American academic administrator

Ona Jane Foley Meens (March 27, 1886 - August 21, 1980) was head resident of California Hall and director of men's dining hall at the University of Redlands, California, United States.

==Early life==
Ona Jane Foley was born in Somerset, Kentucky, on March 27, 1886, the daughter of Rev. William Harrison Foley (1850–1900) and Sarah Jane Fuqua (1852–1940).

She studied at William Jewell College and graduated from Liberty Ladies' College.

==Career==
Meens was General Secretary of the Young Women's Christian Association.

She was Physical director of Girls at Bethel College, North Newton, Kansas; after that she was Physical director at Junior College, Grand Junction, Colorado.

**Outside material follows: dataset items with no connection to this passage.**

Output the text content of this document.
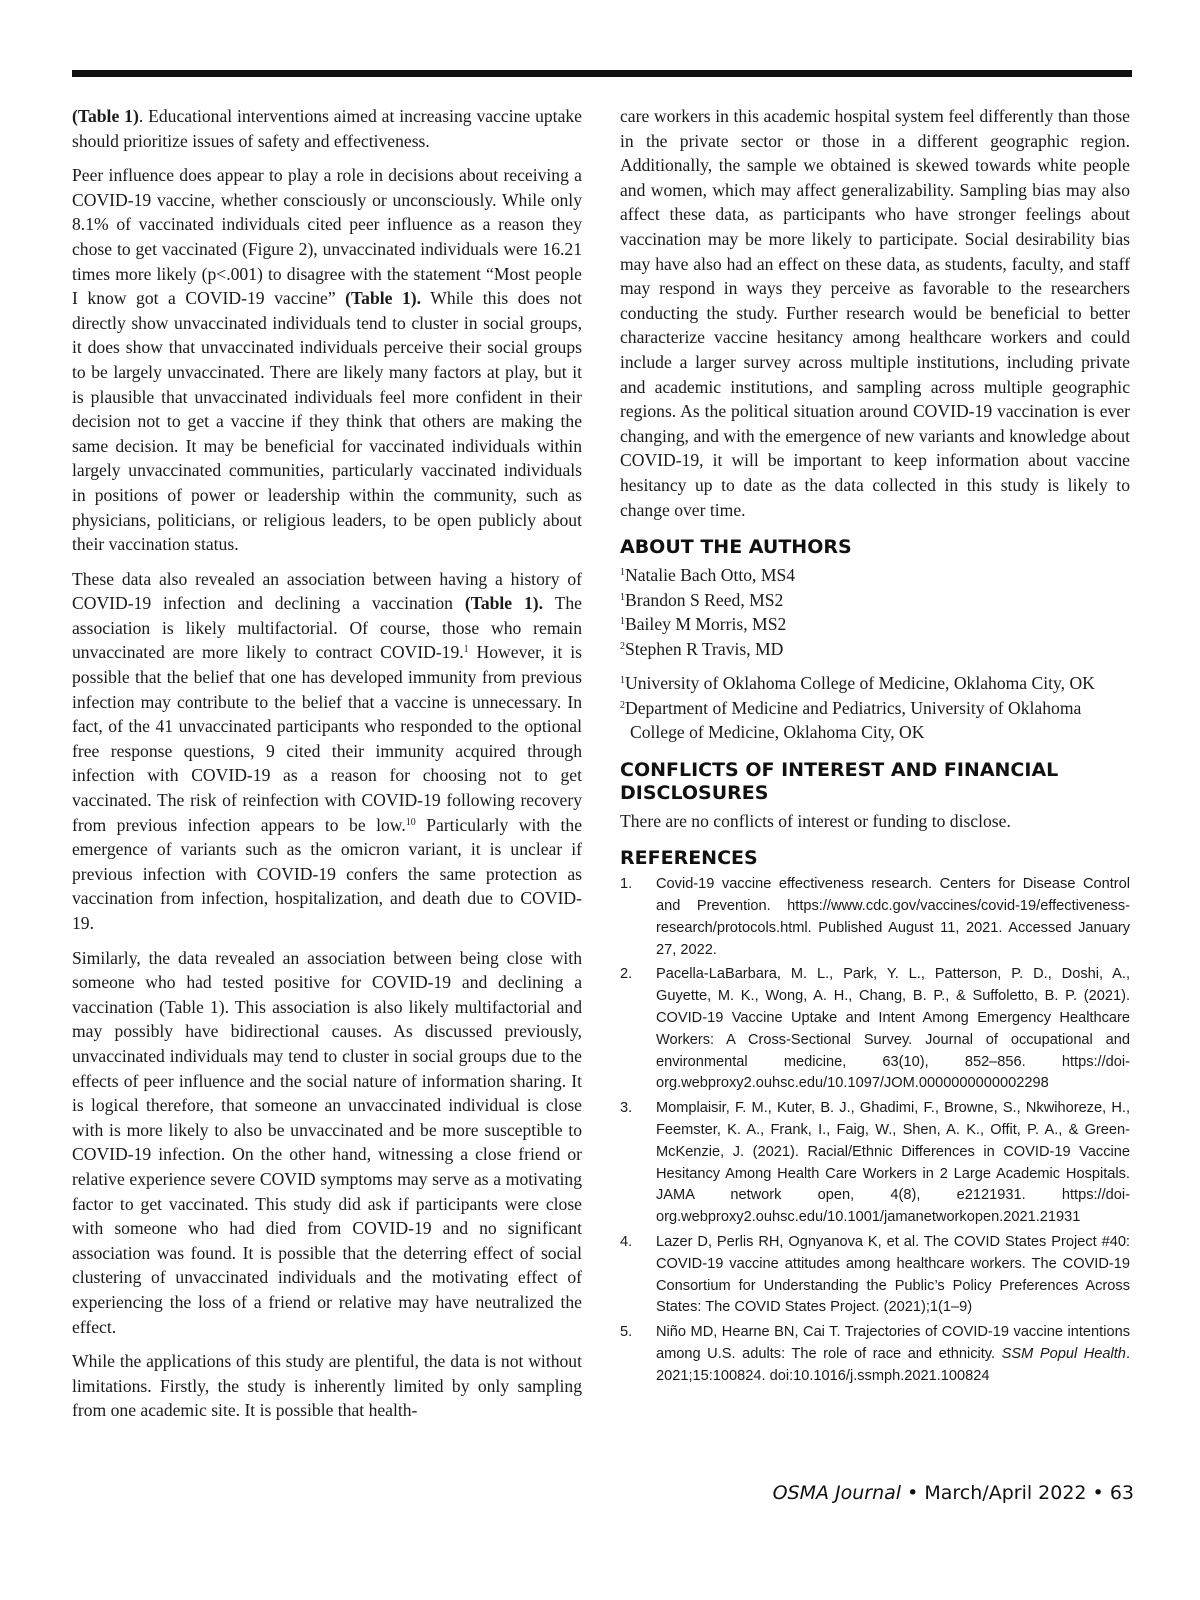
(Table 1). Educational interventions aimed at increasing vaccine uptake should prioritize issues of safety and effectiveness.

Peer influence does appear to play a role in decisions about receiving a COVID-19 vaccine, whether consciously or unconsciously. While only 8.1% of vaccinated individuals cited peer influence as a reason they chose to get vaccinated (Figure 2), unvaccinated individuals were 16.21 times more likely (p<.001) to disagree with the statement “Most people I know got a COVID-19 vaccine” (Table 1). While this does not directly show unvaccinated individuals tend to cluster in social groups, it does show that unvaccinated individuals perceive their social groups to be largely unvaccinated. There are likely many factors at play, but it is plausible that unvaccinated individuals feel more confident in their decision not to get a vaccine if they think that others are making the same decision. It may be beneficial for vaccinated individuals within largely unvaccinated communities, particularly vaccinated individuals in positions of power or leadership within the community, such as physicians, politicians, or religious leaders, to be open publicly about their vaccination status.

These data also revealed an association between having a history of COVID-19 infection and declining a vaccination (Table 1). The association is likely multifactorial. Of course, those who remain unvaccinated are more likely to contract COVID-19.$^1$ However, it is possible that the belief that one has developed immunity from previous infection may contribute to the belief that a vaccine is unnecessary. In fact, of the 41 unvaccinated participants who responded to the optional free response questions, 9 cited their immunity acquired through infection with COVID-19 as a reason for choosing not to get vaccinated. The risk of reinfection with COVID-19 following recovery from previous infection appears to be low.$^{10}$ Particularly with the emergence of variants such as the omicron variant, it is unclear if previous infection with COVID-19 confers the same protection as vaccination from infection, hospitalization, and death due to COVID-19.

Similarly, the data revealed an association between being close with someone who had tested positive for COVID-19 and declining a vaccination (Table 1). This association is also likely multifactorial and may possibly have bidirectional causes. As discussed previously, unvaccinated individuals may tend to cluster in social groups due to the effects of peer influence and the social nature of information sharing. It is logical therefore, that someone an unvaccinated individual is close with is more likely to also be unvaccinated and be more susceptible to COVID-19 infection. On the other hand, witnessing a close friend or relative experience severe COVID symptoms may serve as a motivating factor to get vaccinated. This study did ask if participants were close with someone who had died from COVID-19 and no significant association was found. It is possible that the deterring effect of social clustering of unvaccinated individuals and the motivating effect of experiencing the loss of a friend or relative may have neutralized the effect.

While the applications of this study are plentiful, the data is not without limitations. Firstly, the study is inherently limited by only sampling from one academic site. It is possible that health-

care workers in this academic hospital system feel differently than those in the private sector or those in a different geographic region. Additionally, the sample we obtained is skewed towards white people and women, which may affect generalizability. Sampling bias may also affect these data, as participants who have stronger feelings about vaccination may be more likely to participate. Social desirability bias may have also had an effect on these data, as students, faculty, and staff may respond in ways they perceive as favorable to the researchers conducting the study. Further research would be beneficial to better characterize vaccine hesitancy among healthcare workers and could include a larger survey across multiple institutions, including private and academic institutions, and sampling across multiple geographic regions. As the political situation around COVID-19 vaccination is ever changing, and with the emergence of new variants and knowledge about COVID-19, it will be important to keep information about vaccine hesitancy up to date as the data collected in this study is likely to change over time.

ABOUT THE AUTHORS
$^1$Natalie Bach Otto, MS4
$^1$Brandon S Reed, MS2
$^1$Bailey M Morris, MS2
$^2$Stephen R Travis, MD
$^1$University of Oklahoma College of Medicine, Oklahoma City, OK
$^2$Department of Medicine and Pediatrics, University of Oklahoma College of Medicine, Oklahoma City, OK
CONFLICTS OF INTEREST AND FINANCIAL DISCLOSURES

There are no conflicts of interest or funding to disclose.

REFERENCES
1. Covid-19 vaccine effectiveness research. Centers for Disease Control and Prevention. https://www.cdc.gov/vaccines/covid-19/effectiveness-research/protocols.html. Published August 11, 2021. Accessed January 27, 2022.
2. Pacella-LaBarbara, M. L., Park, Y. L., Patterson, P. D., Doshi, A., Guyette, M. K., Wong, A. H., Chang, B. P., & Suffoletto, B. P. (2021). COVID-19 Vaccine Uptake and Intent Among Emergency Healthcare Workers: A Cross-Sectional Survey. Journal of occupational and environmental medicine, 63(10), 852–856. https://doi-org.webproxy2.ouhsc.edu/10.1097/JOM.0000000000002298
3. Momplaisir, F. M., Kuter, B. J., Ghadimi, F., Browne, S., Nkwihoreze, H., Feemster, K. A., Frank, I., Faig, W., Shen, A. K., Offit, P. A., & Green-McKenzie, J. (2021). Racial/Ethnic Differences in COVID-19 Vaccine Hesitancy Among Health Care Workers in 2 Large Academic Hospitals. JAMA network open, 4(8), e2121931. https://doi-org.webproxy2.ouhsc.edu/10.1001/jamanetworkopen.2021.21931
4. Lazer D, Perlis RH, Ognyanova K, et al. The COVID States Project #40: COVID-19 vaccine attitudes among healthcare workers. The COVID-19 Consortium for Understanding the Public’s Policy Preferences Across States: The COVID States Project. (2021);1(1–9)
5. Niño MD, Hearne BN, Cai T. Trajectories of COVID-19 vaccine intentions among U.S. adults: The role of race and ethnicity. SSM Popul Health. 2021;15:100824. doi:10.1016/j.ssmph.2021.100824
OSMA Journal • March/April 2022 • 63
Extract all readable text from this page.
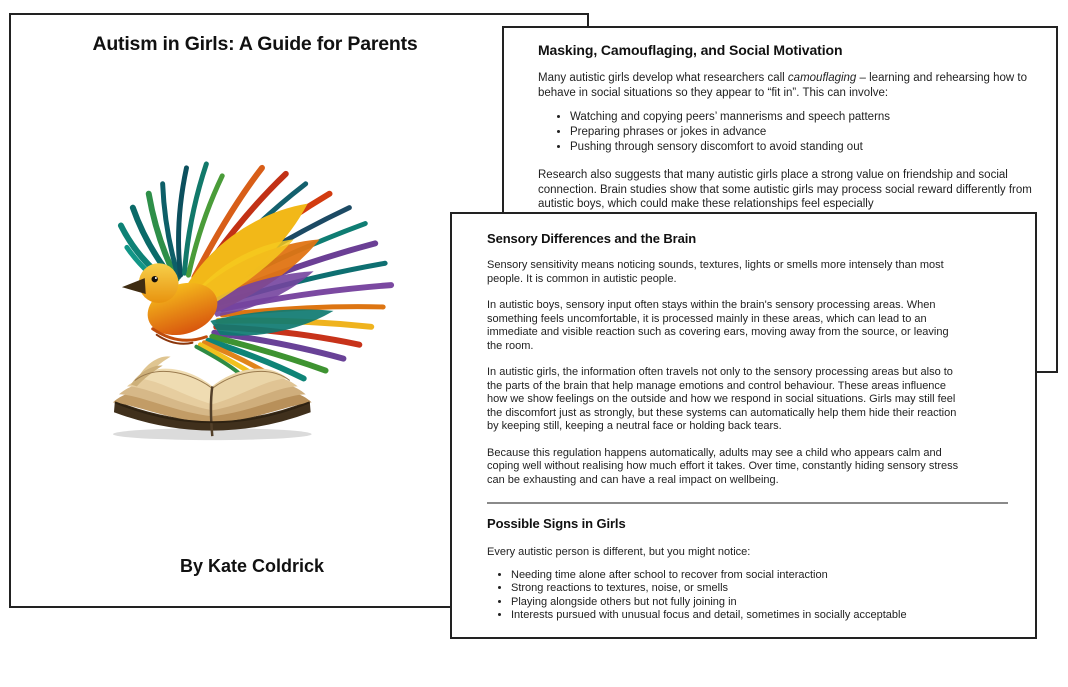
Autism in Girls: A Guide for Parents
By Kate Coldrick
Masking, Camouflaging, and Social Motivation

Many autistic girls develop what researchers call camouflaging – learning and rehearsing how to behave in social situations so they appear to “fit in”. This can involve:

• Watching and copying peers’ mannerisms and speech patterns
• Preparing phrases or jokes in advance
• Pushing through sensory discomfort to avoid standing out

Research also suggests that many autistic girls place a strong value on friendship and social connection. Brain studies show that some autistic girls may process social reward differently from autistic boys, which could make these relationships feel especially

Sensory Differences and the Brain

Sensory sensitivity means noticing sounds, textures, lights or smells more intensely than most people. It is common in autistic people.

In autistic boys, sensory input often stays within the brain's sensory processing areas. When something feels uncomfortable, it is processed mainly in these areas, which can lead to an immediate and visible reaction such as covering ears, moving away from the source, or leaving the room.

In autistic girls, the information often travels not only to the sensory processing areas but also to the parts of the brain that help manage emotions and control behaviour. These areas influence how we show feelings on the outside and how we respond in social situations. Girls may still feel the discomfort just as strongly, but these systems can automatically help them hide their reaction by keeping still, keeping a neutral face or holding back tears.

Because this regulation happens automatically, adults may see a child who appears calm and coping well without realising how much effort it takes. Over time, constantly hiding sensory stress can be exhausting and can have a real impact on wellbeing.

Possible Signs in Girls

Every autistic person is different, but you might notice:

• Needing time alone after school to recover from social interaction
• Strong reactions to textures, noise, or smells
• Playing alongside others but not fully joining in
• Interests pursued with unusual focus and detail, sometimes in socially acceptable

She was General Secretary of Girls' Work at Scotts Bluff County, Nebraska. She was Extension teacher in "Child Training" and "Home Hygiene" at University of Nebraska–Lincoln. For seven years she was director of summer camps for girls.

In 1934 she was appointed as head resident of California Hall and director of men's dining hall at the University of Redlands.

She is the author of "The Twelfth Christmas", "Armistice Day", "My Son", "Principles of Child Training", "Home Making", "Character Building", and also poems and articles.

She was a member of P.E.O. Sisterhood, Fortnightly Music Club, Monday Study Club, Business and Professional Women's Club.

==Personal life==
Meens lived in Missouri and moved to Colorado in 1923. She lived at Tri-Mountain Ranch, Grand Junction, Colorado.

She married Albert Welcome Meens, a YMCA secretary for more than 15 years, and had two children: David F. and Ona Lou.

She died on August 21, 1980, in Riverside, California, and is buried at IOOF Cemetery, Grand Junction, together with her husband and son, David.